そこで着目されたのが、「マグネター」が放出する巨大フレアだ。
マグネターもまた中性子星の仲間で、宇宙史における比較的早い段階から存在していたとされている。最大の特徴は、宇宙最強の磁石とも言われるほど、強力な磁力を持つことだ。
このマグネターではごくまれに、「スタークエイク」という地震のような現象が起きることがある。
その結果、表面に亀裂が走ると「マグネター巨大フレア」と呼ばれる膨大なエネルギーが放出され、中性子星の地殻物質もまた宇宙に放たれる。これが重元素の供給源である可能性があるのだ。
20年前のデータの中に金の存在を示唆するシグナルを発見
そして今回の研究では、2004年12月に観測されたマグネター巨大フレアで、そのことが実際に確認されている。
それはESA(欧州宇宙機関)のガンマ線観測人工衛星「インテグラル」が観測したガンマ線に含まれていたシグナルで、当時誰にも意味がわからなかったものだ。

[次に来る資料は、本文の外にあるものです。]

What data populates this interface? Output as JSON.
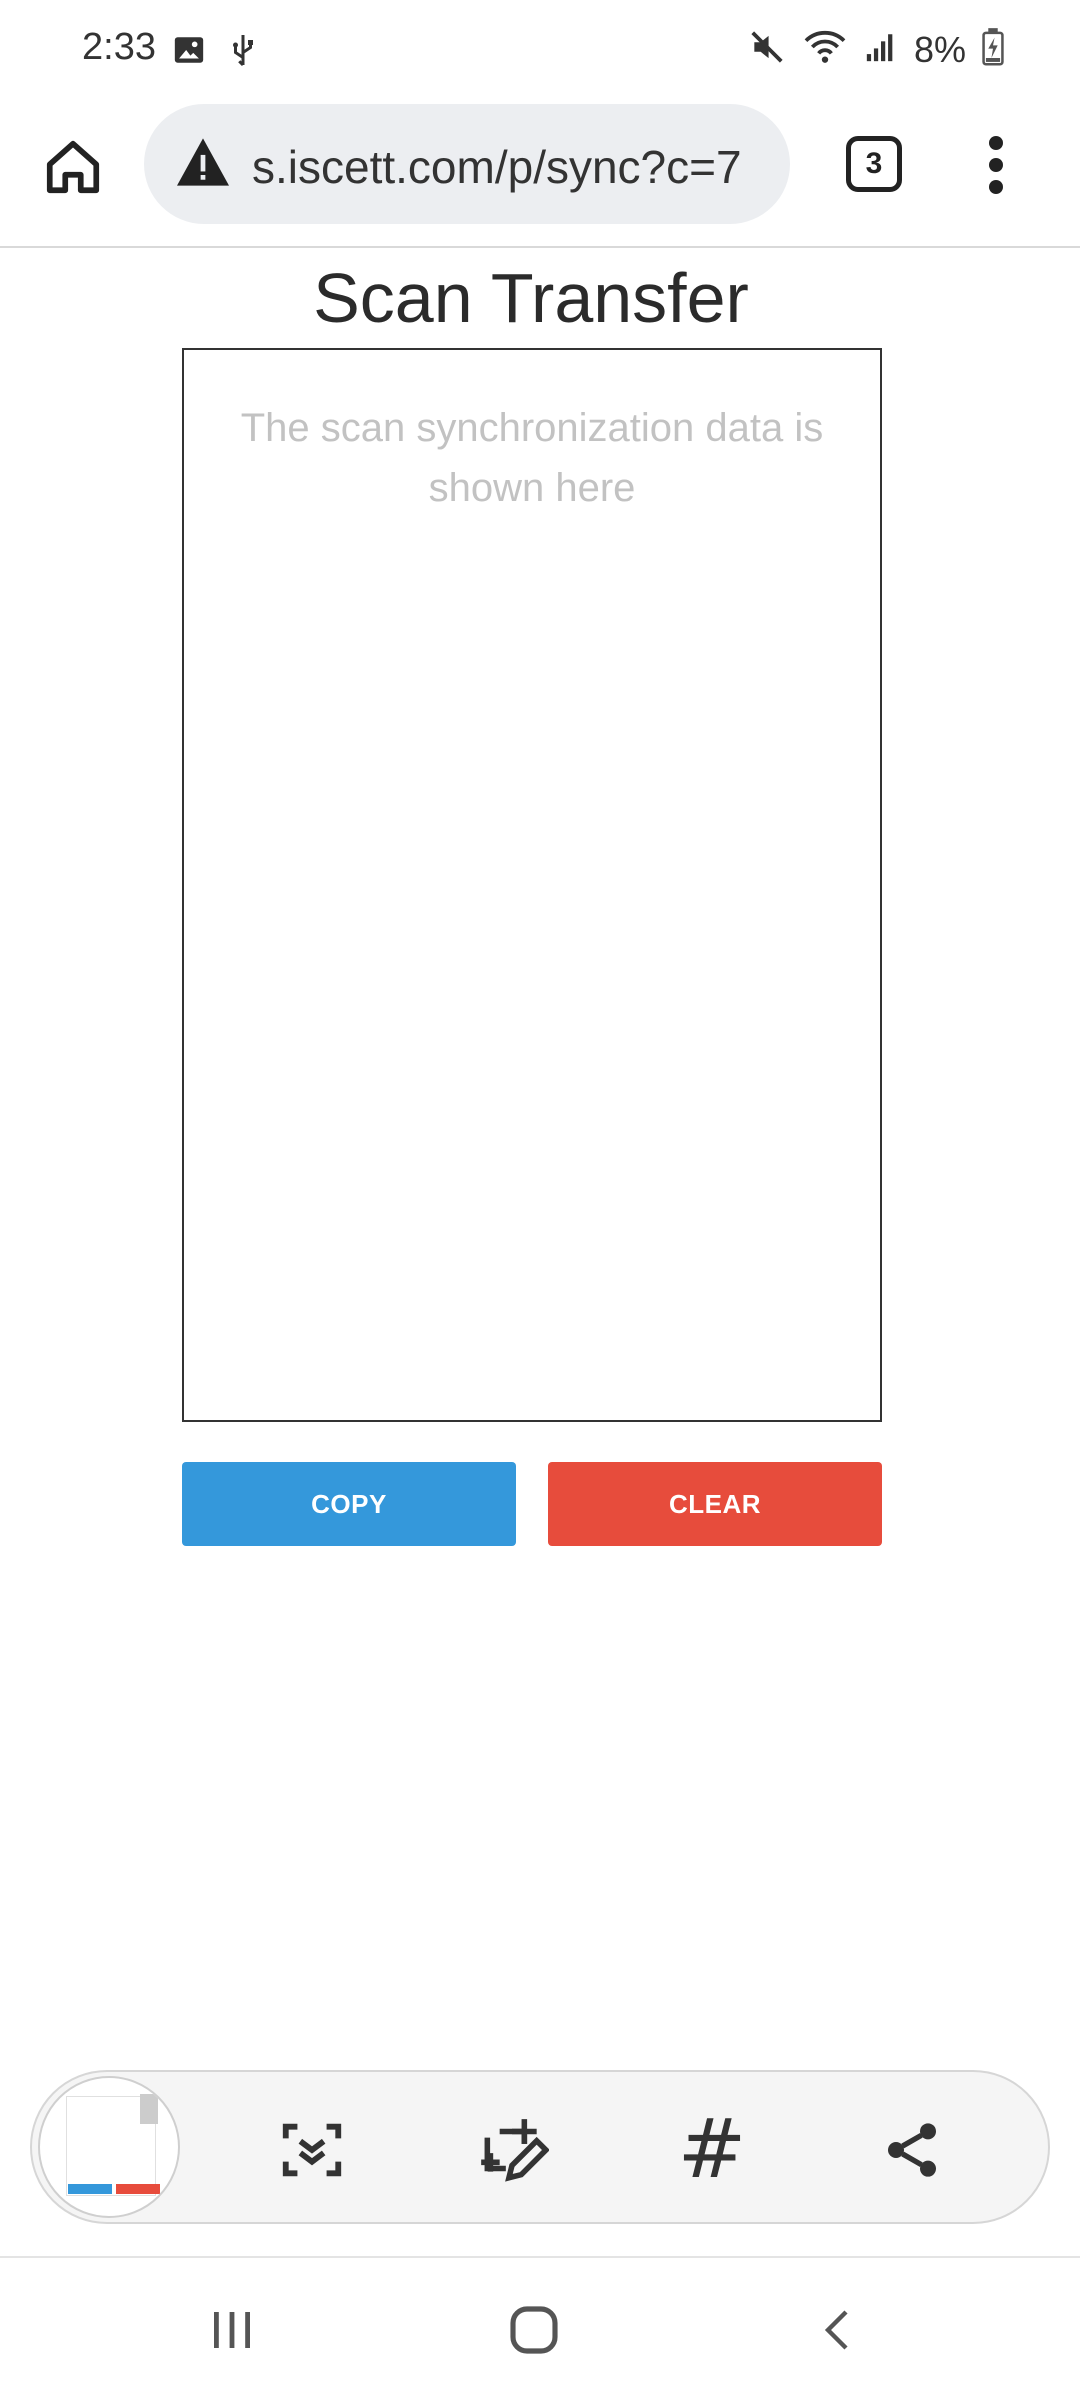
{
  "status_bar": {
    "time": "2:33",
    "battery": "8%",
    "left_icons": [
      "image-icon",
      "usb-icon"
    ],
    "right_icons": [
      "mute-icon",
      "wifi-icon",
      "signal-icon",
      "battery-charging-icon"
    ]
  },
  "browser": {
    "url": "s.iscett.com/p/sync?c=7",
    "tab_count": "3",
    "icons": [
      "home-icon",
      "warning-icon",
      "more-vert-icon"
    ]
  },
  "page": {
    "title": "Scan Transfer",
    "textarea_placeholder": "The scan synchronization data is shown here",
    "copy_label": "COPY",
    "clear_label": "CLEAR",
    "colors": {
      "copy": "#3498db",
      "clear": "#e74c3c"
    }
  },
  "screenshot_toolbar": {
    "hashtag_label": "#",
    "icons": [
      "scroll-capture-icon",
      "draw-icon",
      "hashtag-icon",
      "share-icon"
    ]
  },
  "nav_bar": {
    "icons": [
      "recent-apps-icon",
      "home-nav-icon",
      "back-icon"
    ]
  }
}
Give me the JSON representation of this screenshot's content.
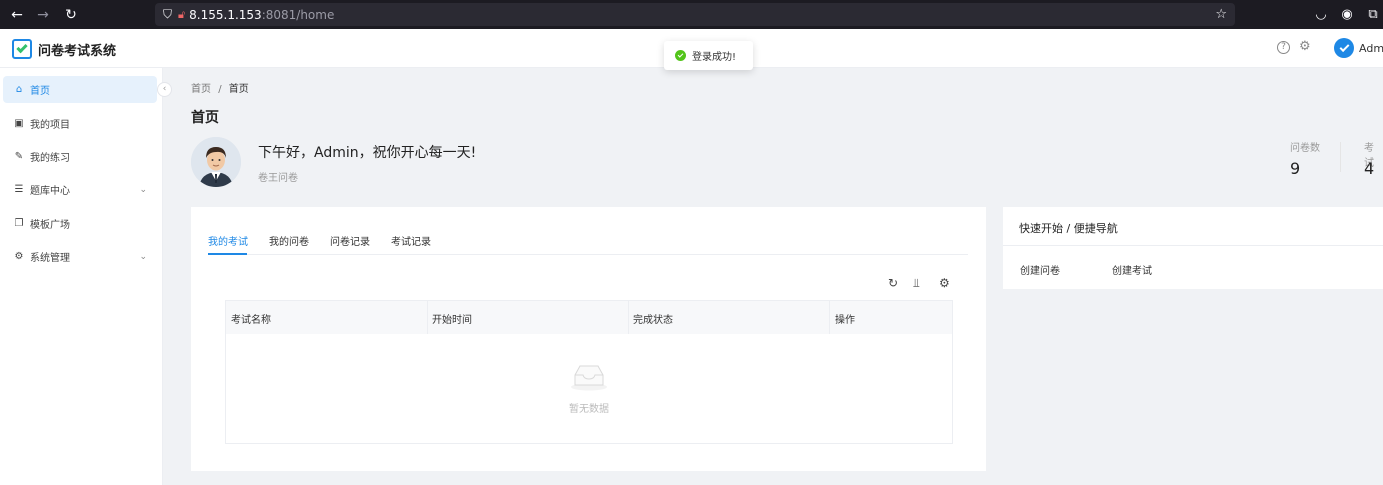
{
  "browser": {
    "nav_back": "←",
    "nav_forward": "→",
    "nav_reload": "↻",
    "url_host": "8.155.1.153",
    "url_path": ":8081/home",
    "icons": [
      "shield-icon",
      "lock-icon",
      "star-icon",
      "pocket-icon",
      "account-icon",
      "extensions-icon"
    ]
  },
  "header": {
    "app_title": "问卷考试系统",
    "help_glyph": "?",
    "user_name": "Admin"
  },
  "toast": {
    "message": "登录成功!",
    "status_color": "#52c41a"
  },
  "sidebar": {
    "collapse_glyph": "‹",
    "items": [
      {
        "label": "首页",
        "icon": "home-icon",
        "active": true
      },
      {
        "label": "我的项目",
        "icon": "project-icon"
      },
      {
        "label": "我的练习",
        "icon": "edit-icon"
      },
      {
        "label": "题库中心",
        "icon": "list-icon",
        "expandable": true
      },
      {
        "label": "模板广场",
        "icon": "copy-icon"
      },
      {
        "label": "系统管理",
        "icon": "gear-icon",
        "expandable": true
      }
    ]
  },
  "breadcrumb": {
    "root": "首页",
    "separator": "/",
    "current": "首页"
  },
  "page": {
    "title": "首页",
    "greeting": "下午好，Admin，祝你开心每一天!",
    "subtitle": "卷王问卷"
  },
  "stats": [
    {
      "label": "问卷数",
      "value": "9"
    },
    {
      "label": "考试",
      "value": "4"
    }
  ],
  "tabs": [
    {
      "label": "我的考试",
      "active": true
    },
    {
      "label": "我的问卷"
    },
    {
      "label": "问卷记录"
    },
    {
      "label": "考试记录"
    }
  ],
  "toolbar": {
    "icons": [
      "refresh-icon",
      "column-height-icon",
      "settings-icon"
    ]
  },
  "table": {
    "columns": [
      "考试名称",
      "开始时间",
      "完成状态",
      "操作"
    ],
    "rows": [],
    "empty_text": "暂无数据"
  },
  "quick_nav": {
    "title": "快速开始 / 便捷导航",
    "links": [
      "创建问卷",
      "创建考试"
    ]
  },
  "colors": {
    "accent": "#1e88e5",
    "success": "#52c41a"
  }
}
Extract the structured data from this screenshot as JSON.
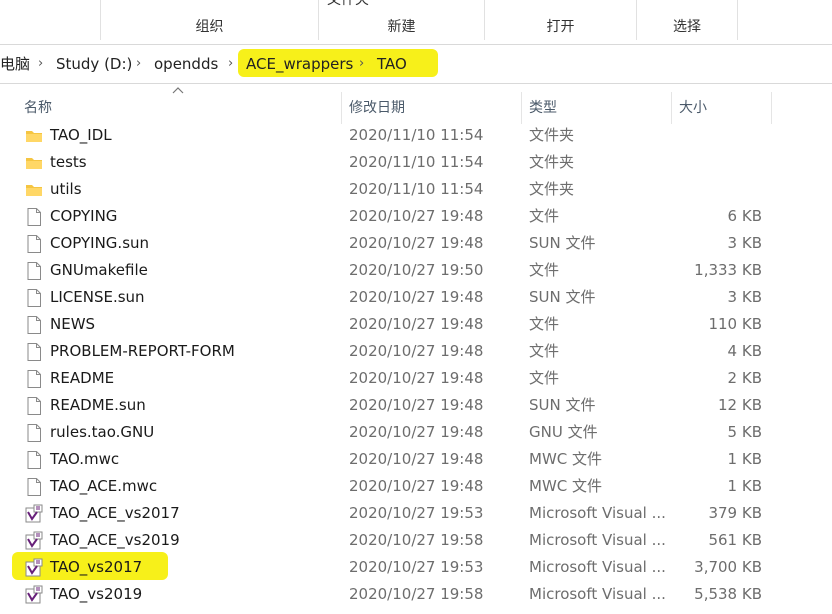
{
  "ribbon": {
    "partial_label": "文件夹",
    "groups": [
      {
        "label": "组织"
      },
      {
        "label": "新建"
      },
      {
        "label": "打开"
      },
      {
        "label": "选择"
      }
    ]
  },
  "address": {
    "crumbs": [
      {
        "label": "电脑"
      },
      {
        "label": "Study (D:)"
      },
      {
        "label": "opendds"
      },
      {
        "label": "ACE_wrappers"
      },
      {
        "label": "TAO"
      }
    ],
    "highlight_color": "#f7f01a"
  },
  "columns": {
    "name": "名称",
    "date": "修改日期",
    "type": "类型",
    "size": "大小"
  },
  "files": [
    {
      "name": "TAO_IDL",
      "date": "2020/11/10 11:54",
      "type": "文件夹",
      "size": "",
      "icon": "folder-icon"
    },
    {
      "name": "tests",
      "date": "2020/11/10 11:54",
      "type": "文件夹",
      "size": "",
      "icon": "folder-icon"
    },
    {
      "name": "utils",
      "date": "2020/11/10 11:54",
      "type": "文件夹",
      "size": "",
      "icon": "folder-icon"
    },
    {
      "name": "COPYING",
      "date": "2020/10/27 19:48",
      "type": "文件",
      "size": "6 KB",
      "icon": "file-icon"
    },
    {
      "name": "COPYING.sun",
      "date": "2020/10/27 19:48",
      "type": "SUN 文件",
      "size": "3 KB",
      "icon": "file-icon"
    },
    {
      "name": "GNUmakefile",
      "date": "2020/10/27 19:50",
      "type": "文件",
      "size": "1,333 KB",
      "icon": "file-icon"
    },
    {
      "name": "LICENSE.sun",
      "date": "2020/10/27 19:48",
      "type": "SUN 文件",
      "size": "3 KB",
      "icon": "file-icon"
    },
    {
      "name": "NEWS",
      "date": "2020/10/27 19:48",
      "type": "文件",
      "size": "110 KB",
      "icon": "file-icon"
    },
    {
      "name": "PROBLEM-REPORT-FORM",
      "date": "2020/10/27 19:48",
      "type": "文件",
      "size": "4 KB",
      "icon": "file-icon"
    },
    {
      "name": "README",
      "date": "2020/10/27 19:48",
      "type": "文件",
      "size": "2 KB",
      "icon": "file-icon"
    },
    {
      "name": "README.sun",
      "date": "2020/10/27 19:48",
      "type": "SUN 文件",
      "size": "12 KB",
      "icon": "file-icon"
    },
    {
      "name": "rules.tao.GNU",
      "date": "2020/10/27 19:48",
      "type": "GNU 文件",
      "size": "5 KB",
      "icon": "file-icon"
    },
    {
      "name": "TAO.mwc",
      "date": "2020/10/27 19:48",
      "type": "MWC 文件",
      "size": "1 KB",
      "icon": "file-icon"
    },
    {
      "name": "TAO_ACE.mwc",
      "date": "2020/10/27 19:48",
      "type": "MWC 文件",
      "size": "1 KB",
      "icon": "file-icon"
    },
    {
      "name": "TAO_ACE_vs2017",
      "date": "2020/10/27 19:53",
      "type": "Microsoft Visual ...",
      "size": "379 KB",
      "icon": "visual-studio-solution-icon"
    },
    {
      "name": "TAO_ACE_vs2019",
      "date": "2020/10/27 19:58",
      "type": "Microsoft Visual ...",
      "size": "561 KB",
      "icon": "visual-studio-solution-icon"
    },
    {
      "name": "TAO_vs2017",
      "date": "2020/10/27 19:53",
      "type": "Microsoft Visual ...",
      "size": "3,700 KB",
      "icon": "visual-studio-solution-icon"
    },
    {
      "name": "TAO_vs2019",
      "date": "2020/10/27 19:58",
      "type": "Microsoft Visual ...",
      "size": "5,538 KB",
      "icon": "visual-studio-solution-icon"
    }
  ],
  "colors": {
    "folder": "#f5c542",
    "visual_studio": "#68217a",
    "highlight": "#f7f01a"
  }
}
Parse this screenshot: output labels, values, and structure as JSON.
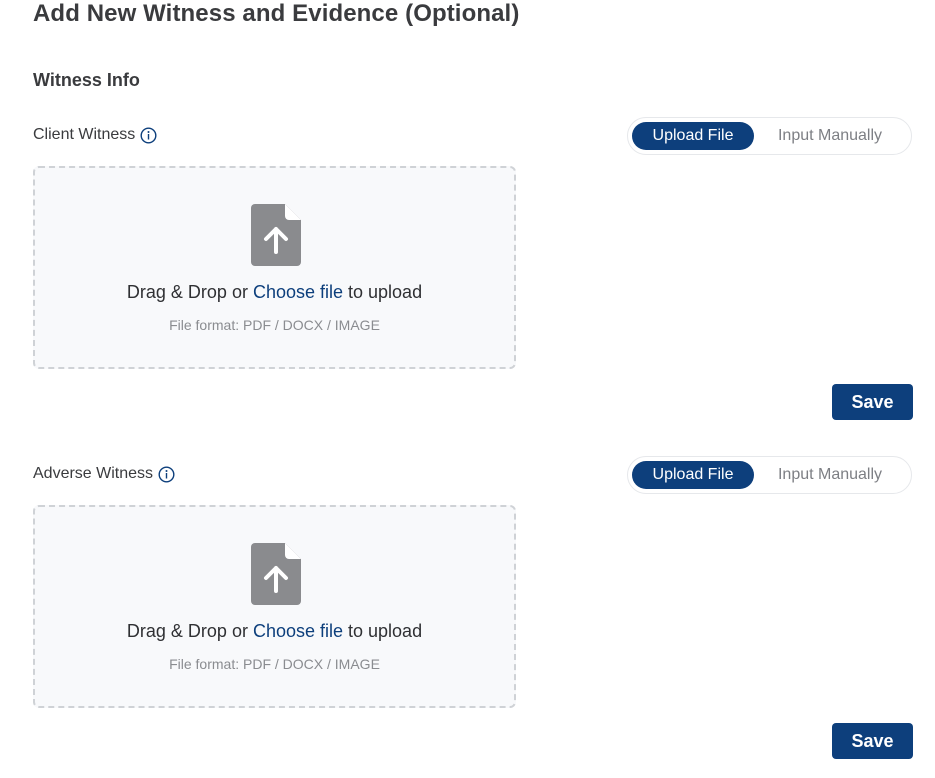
{
  "page": {
    "title": "Add New Witness and Evidence (Optional)",
    "section_title": "Witness Info"
  },
  "colors": {
    "primary": "#0d3f7c",
    "muted_text": "#8a8c90",
    "dashed_border": "#cfd2d6",
    "file_icon": "#8a8b8e"
  },
  "witnesses": [
    {
      "label": "Client Witness",
      "info_icon": "info-icon",
      "toggle": {
        "upload_label": "Upload File",
        "manual_label": "Input Manually",
        "selected": "upload"
      },
      "dropzone": {
        "icon": "file-upload-icon",
        "text_before": "Drag & Drop or ",
        "link_text": "Choose file",
        "text_after": " to upload",
        "format_text": "File format: PDF / DOCX / IMAGE"
      },
      "save_label": "Save"
    },
    {
      "label": "Adverse Witness",
      "info_icon": "info-icon",
      "toggle": {
        "upload_label": "Upload File",
        "manual_label": "Input Manually",
        "selected": "upload"
      },
      "dropzone": {
        "icon": "file-upload-icon",
        "text_before": "Drag & Drop or ",
        "link_text": "Choose file",
        "text_after": " to upload",
        "format_text": "File format: PDF / DOCX / IMAGE"
      },
      "save_label": "Save"
    }
  ]
}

だが米国コロンビア大学をはじめとする天文学者チームが改めてこの古いデータを分析したところ、重元素がマグネター巨大フレアによって生成され、放出されるときに現れるはずのものとぴったり一致していることが明らかになったのだ。
この結果はその後、NASAの「RHESSI」や「WIND」といった人工衛星のデータによっても裏付けられている。
金のような重い元素の起源に関する謎は、NASAが2027年に打ち上げを予定するガンマ線宇宙望遠鏡「COSI(Compton Spectrometer and Imager)」によって、さらに解明が進むことだろう。
その観測能力で、マグネター巨大フレアなどの高エネルギー現象で生成された個々の元素を観察すれば、元素の起源についてさらに理解が深まると期待されている。
また今回のように過去の観測データの中にも、謎を解く鍵が隠されているかもしれない。
研究の主執筆者アニルドゥ・パテル氏は、「自分のスマホやノートPCの中にある物質が、銀河の歴史で起きた激しい爆発の中でできただなんて、ロマンがありますね」と、NASAのブログ[https://science.nasa.gov/universe/stars/neutron-stars/magnetars/where-does-gold-come-from-nasa-data-has-clues/]で語っている。
この研究は『The Astrophysical Journal Letters[https://iopscience.iop.org/article/10.3847/2041-8213/adc9b0#artAbst]』(2025年4月29日付)に掲載された。
References: Where Does Gold Come From? NASA Data Has Clues[https://science.nasa.gov/universe/stars/neutron-stars/magnetars/where-does-gold-come-from-nasa-data-has-clues/] / Direct Evidence for r-process Nucleosynthesis in Delayed MeV Emission from the SGR 1806–20 Magnetar Giant Flare[https://iopscience.iop.org/article/10.3847/2041-8213/adc9b0#artAbst]
本記事は、海外の情報をもとに、日本の読者がより理解しやすいように情報を整理し、再構成しています。